按顺时针方向,我们表演完了,便是轮到一直坐在我旁边的成墨表演了,我从场地中间走向我的位置时,瞄了成墨好几眼,他的手搁在膝上,低着头,不知道在想什么。
“接下来,是在场今天最英俊、最出色、最优秀的成老师表演,大家鼓掌欢迎!”
我突然就替成墨有些紧张了。
我记得上小学那会儿,有次班上搞班会,老师要求所有的同学都要上台表演一个小节目,全班的同学都会上台说了几句或唱上一段,唯独成墨,杵在讲台上一声不吭,最后引起一片嘘声,那时我虽未嘘他,但是却也是打心底的瞧不起他。
我看着成墨静静地坐在我的旁边,额前的发覆住了双眸,沉吟良久,都未响应,心中渐渐发沉,时隔近二十年,成墨应当不再是当年的那个成春了。
“成墨!”我轻轻的唤了一声。
他侧头看我,眼眸映着火光,他突然冲我微微一笑,然后便站了起来。
他缓缓步向空地中央,有小姑娘尖叫道:“成老师,你好帅!”
当他站定时,那些喧哗声便渐渐安静了下来,没有人说话,只有火堆燃烧时的哔剥声。
“我不会才艺,我站在这里也不是为了表演,以前在英国留学时,我兼职在一家权威性生物科学的杂志社工作,每天要校对这家报纸文章是否存在专业性错误,就在我快要完成我的学业,正在犹疑是否要接受校方建议参与仅英国国籍的科学家才能参与的某项重大研发时,我读到了随意刊登在这家杂志上某个小角落的一首小诗,念完之后,我忽然就有一种很强烈的冲动,我想我得回国,我想要陪在她的身边,我想要在她的面前朗诵这首小诗,我想要在有她的地方变得白发苍苍,然后一起在火堆旁安逸的打着盹。或许人生应该要有最高目标的追求,觉得我不能仅甘于此,但是,人生有很多的内涵,却只有一项关乎自己最深的意愿,我觉得今生若能与她为伴,那便是今生意义所在。”
四周一步寂静,安静的我突然听见了自己的心跳声。
成墨的英语说的十分的流利,而且缓慢,缓慢似乎想让每一个人都听懂他在念什么,我也在努力的听,可是英文水平有限,中能听懂些许意思,我觉得我从来没有如此认真辨听过英文朗诵,上学时考听力那会儿的用心也不及现在,我多么想逐字逐句的都弄懂成墨口中念的每个单词的意思,下意识的,我觉得它们很重要,它们包含了很多的内容,包含了成墨的真实意图,甚至有可能隐藏着一项我从未发觉的秘密,我得弄懂它。

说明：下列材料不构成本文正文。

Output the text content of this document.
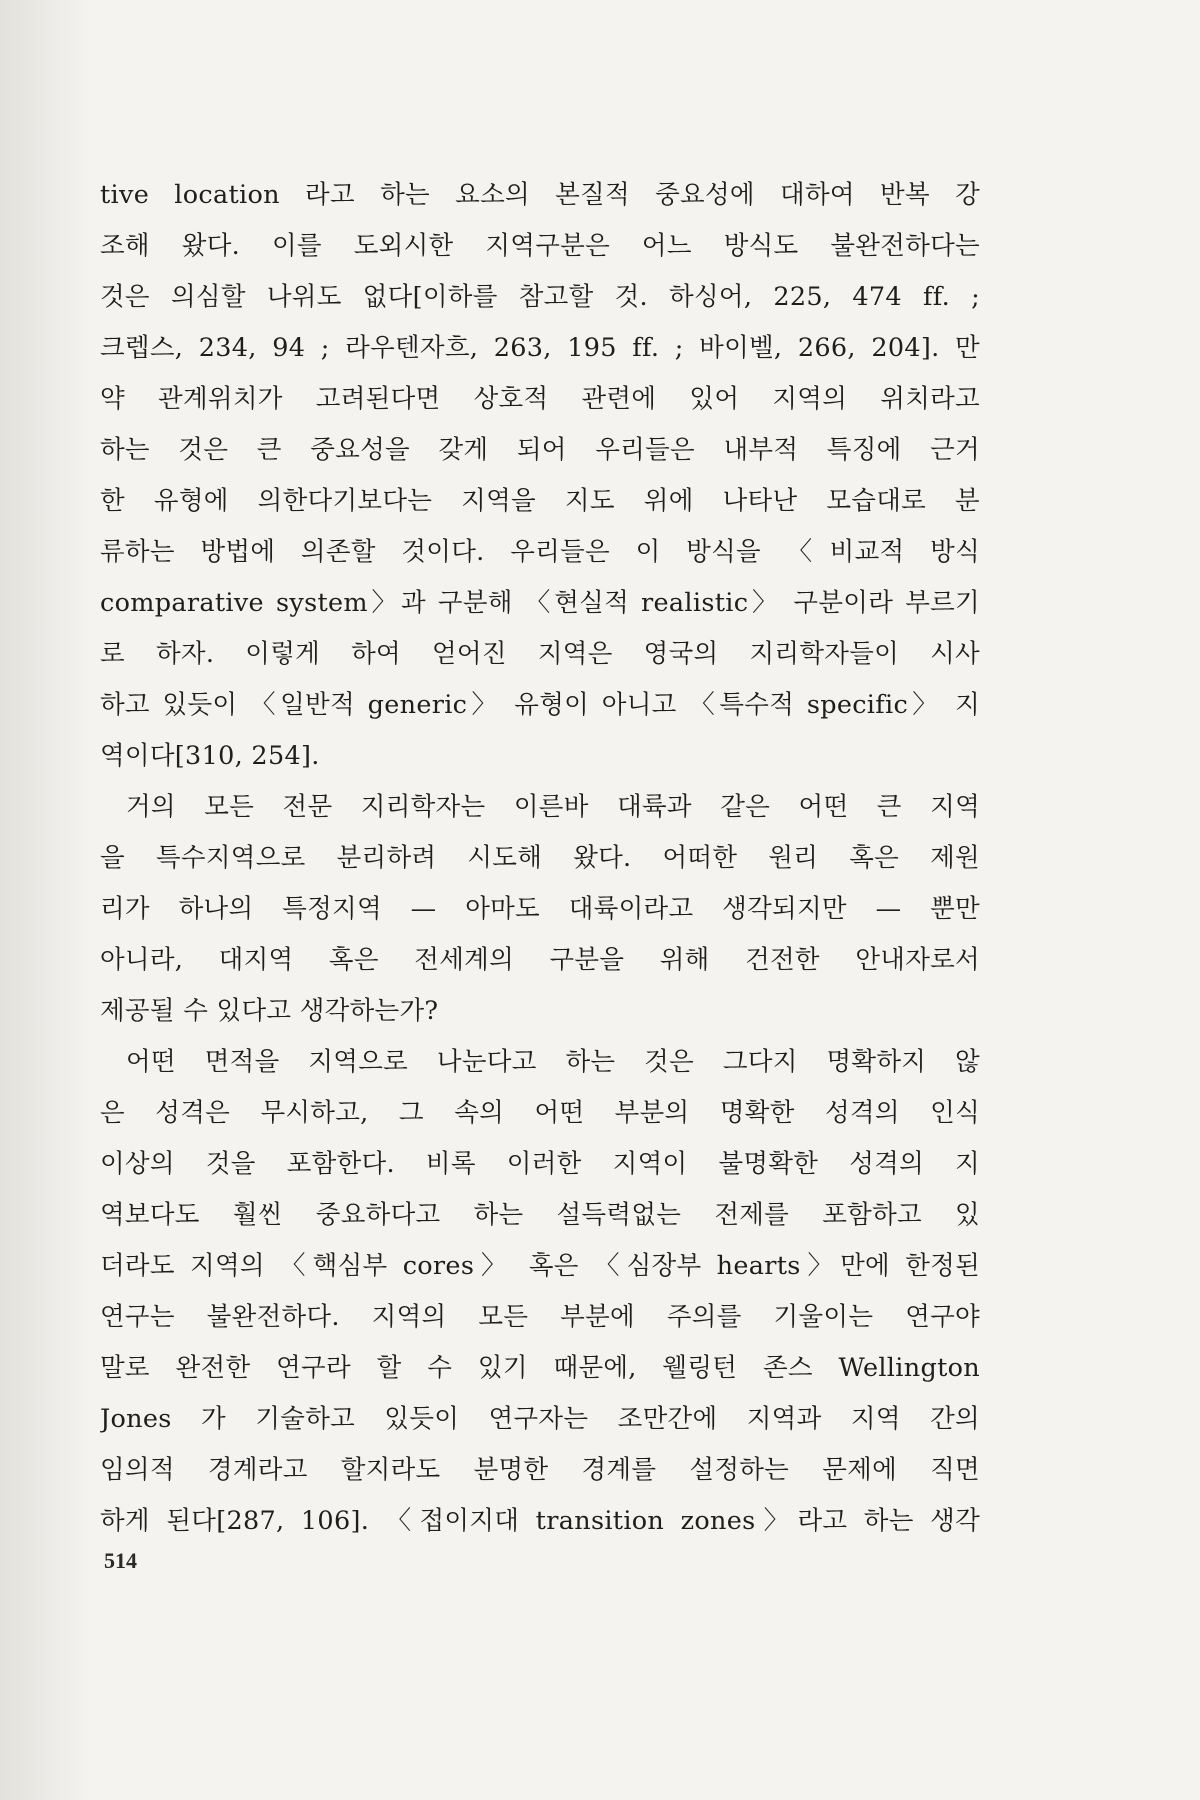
tive location 라고 하는 요소의 본질적 중요성에 대하여 반복 강
조해 왔다. 이를 도외시한 지역구분은 어느 방식도 불완전하다는
것은 의심할 나위도 없다[이하를 참고할 것. 하싱어, 225, 474 ff. ;
크렙스, 234, 94 ; 라우텐자흐, 263, 195 ff. ; 바이벨, 266, 204]. 만
약 관계위치가 고려된다면 상호적 관련에 있어 지역의 위치라고
하는 것은 큰 중요성을 갖게 되어 우리들은 내부적 특징에 근거
한 유형에 의한다기보다는 지역을 지도 위에 나타난 모습대로 분
류하는 방법에 의존할 것이다. 우리들은 이 방식을 〈비교적 방식
comparative system〉과 구분해 〈현실적 realistic〉 구분이라 부르기
로 하자. 이렇게 하여 얻어진 지역은 영국의 지리학자들이 시사
하고 있듯이 〈일반적 generic〉 유형이 아니고 〈특수적 specific〉 지
역이다[310, 254].
거의 모든 전문 지리학자는 이른바 대륙과 같은 어떤 큰 지역
을 특수지역으로 분리하려 시도해 왔다. 어떠한 원리 혹은 제원
리가 하나의 특정지역 — 아마도 대륙이라고 생각되지만 — 뿐만
아니라, 대지역 혹은 전세계의 구분을 위해 건전한 안내자로서
제공될 수 있다고 생각하는가?
어떤 면적을 지역으로 나눈다고 하는 것은 그다지 명확하지 않
은 성격은 무시하고, 그 속의 어떤 부분의 명확한 성격의 인식
이상의 것을 포함한다. 비록 이러한 지역이 불명확한 성격의 지
역보다도 훨씬 중요하다고 하는 설득력없는 전제를 포함하고 있
더라도 지역의 〈핵심부 cores〉 혹은 〈심장부 hearts〉만에 한정된
연구는 불완전하다. 지역의 모든 부분에 주의를 기울이는 연구야
말로 완전한 연구라 할 수 있기 때문에, 웰링턴 존스 Wellington
Jones 가 기술하고 있듯이 연구자는 조만간에 지역과 지역 간의
임의적 경계라고 할지라도 분명한 경계를 설정하는 문제에 직면
하게 된다[287, 106]. 〈접이지대 transition zones〉라고 하는 생각
514
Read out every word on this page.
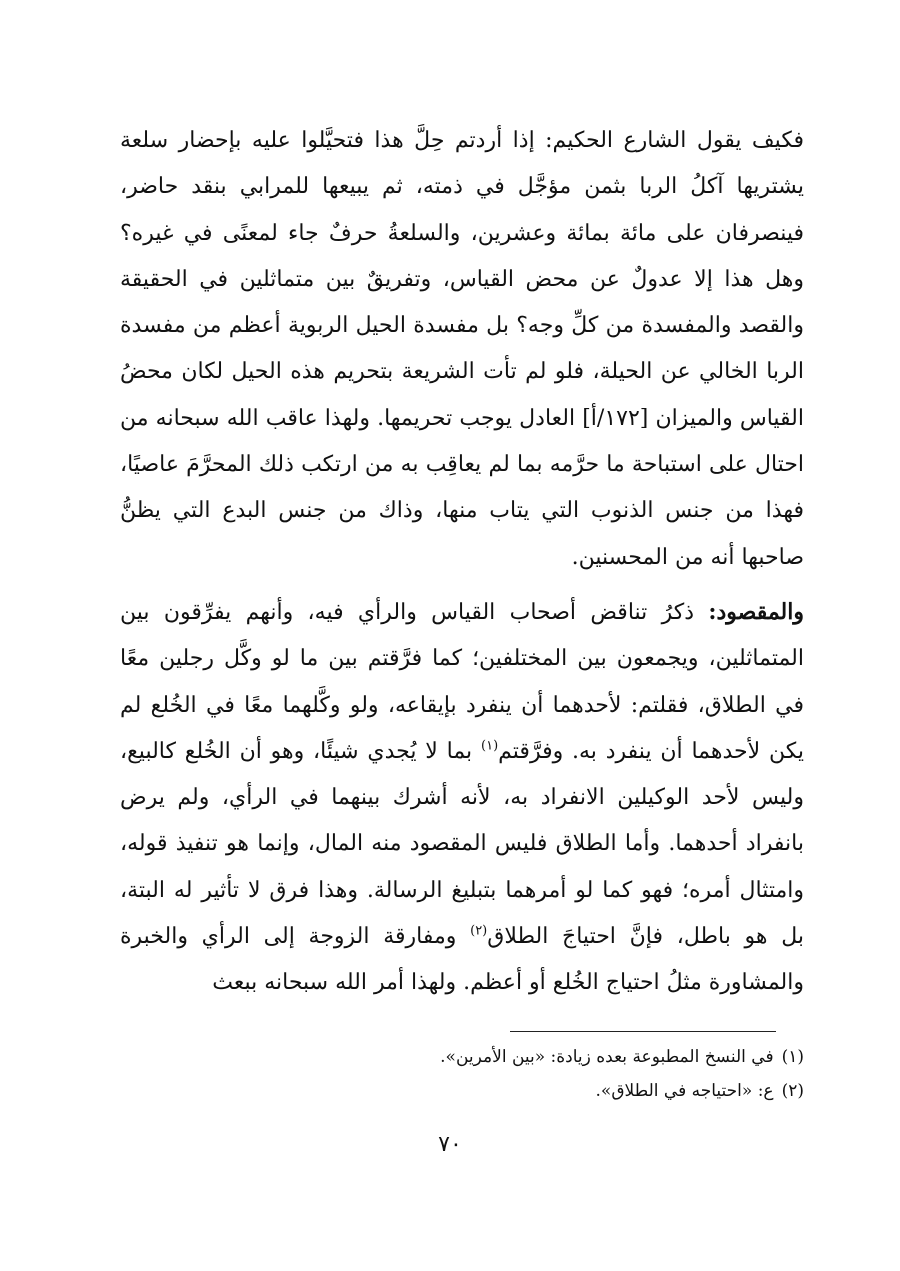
فكيف يقول الشارع الحكيم: إذا أردتم حِلَّ هذا فتحيَّلوا عليه بإحضار سلعة يشتريها آكلُ الربا بثمن مؤجَّل في ذمته، ثم يبيعها للمرابي بنقد حاضر، فينصرفان على مائة بمائة وعشرين، والسلعةُ حرفٌ جاء لمعنًى في غيره؟ وهل هذا إلا عدولٌ عن محض القياس، وتفريقٌ بين متماثلين في الحقيقة والقصد والمفسدة من كلِّ وجه؟ بل مفسدة الحيل الربوية أعظم من مفسدة الربا الخالي عن الحيلة، فلو لم تأت الشريعة بتحريم هذه الحيل لكان محضُ القياس والميزان [١٧٢/أ] العادل يوجب تحريمها. ولهذا عاقب الله سبحانه من احتال على استباحة ما حرَّمه بما لم يعاقِب به من ارتكب ذلك المحرَّمَ عاصيًا، فهذا من جنس الذنوب التي يتاب منها، وذاك من جنس البدع التي يظنُّ صاحبها أنه من المحسنين.

والمقصود: ذكرُ تناقض أصحاب القياس والرأي فيه، وأنهم يفرِّقون بين المتماثلين، ويجمعون بين المختلفين؛ كما فرَّقتم بين ما لو وكَّل رجلين معًا في الطلاق، فقلتم: لأحدهما أن ينفرد بإيقاعه، ولو وكَّلهما معًا في الخُلع لم يكن لأحدهما أن ينفرد به. وفرَّقتم$^{(١)}$ بما لا يُجدي شيئًا، وهو أن الخُلع كالبيع، وليس لأحد الوكيلين الانفراد به، لأنه أشرك بينهما في الرأي، ولم يرض بانفراد أحدهما. وأما الطلاق فليس المقصود منه المال، وإنما هو تنفيذ قوله، وامتثال أمره؛ فهو كما لو أمرهما بتبليغ الرسالة. وهذا فرق لا تأثير له البتة، بل هو باطل، فإنَّ احتياجَ الطلاق$^{(٢)}$ ومفارقة الزوجة إلى الرأي والخبرة والمشاورة مثلُ احتياج الخُلع أو أعظم. ولهذا أمر الله سبحانه ببعث

(١)في النسخ المطبوعة بعده زيادة: «بين الأمرين».

(٢)ع: «احتياجه في الطلاق».

٧٠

当他念完了英文诗,忽而缓缓转身,朝着我的方向,继续念道:
“当你老了,头发白了,睡意昏沉,
炉火旁打盹,请取下这部诗歌,
慢慢读,回想你过去眼神的柔和,
回想它们昔日浓重的阴影;
多少人爱你青春欢畅的时辰,
爱慕你的美丽,假意或真心,
只有一个人爱你那朝圣者的灵魂,
爱你衰老了的脸上痛苦的皱纹;
垂下头来,在红光闪耀的炉子旁,
凄然地轻轻诉说那爱情的消逝,
在头顶的山上它缓缓踱着步子,
在一群星星中间隐藏着脸庞。”
在他念完时,泼鸿小声咕哝道:“我的天呐,真希望他是念给我听的!”
我看着火光下他的身形,因为背着光,看不清他脸上的表情,可是我却觉得他在看我。
我感觉到我的心跳“怦怦”跳得厉害,血管振荡着脆弱的神经,怎么办?怎么办?我好想心动了!
“一诺,成墨是念给你听的吗?”泼鸿凑在我的耳边问。
我不知道,我不知道他是念给谁听的,但是我却很清楚的明白了一个事实,他之前说回国来结婚,这个结婚的对象,竟然不是孙小姐!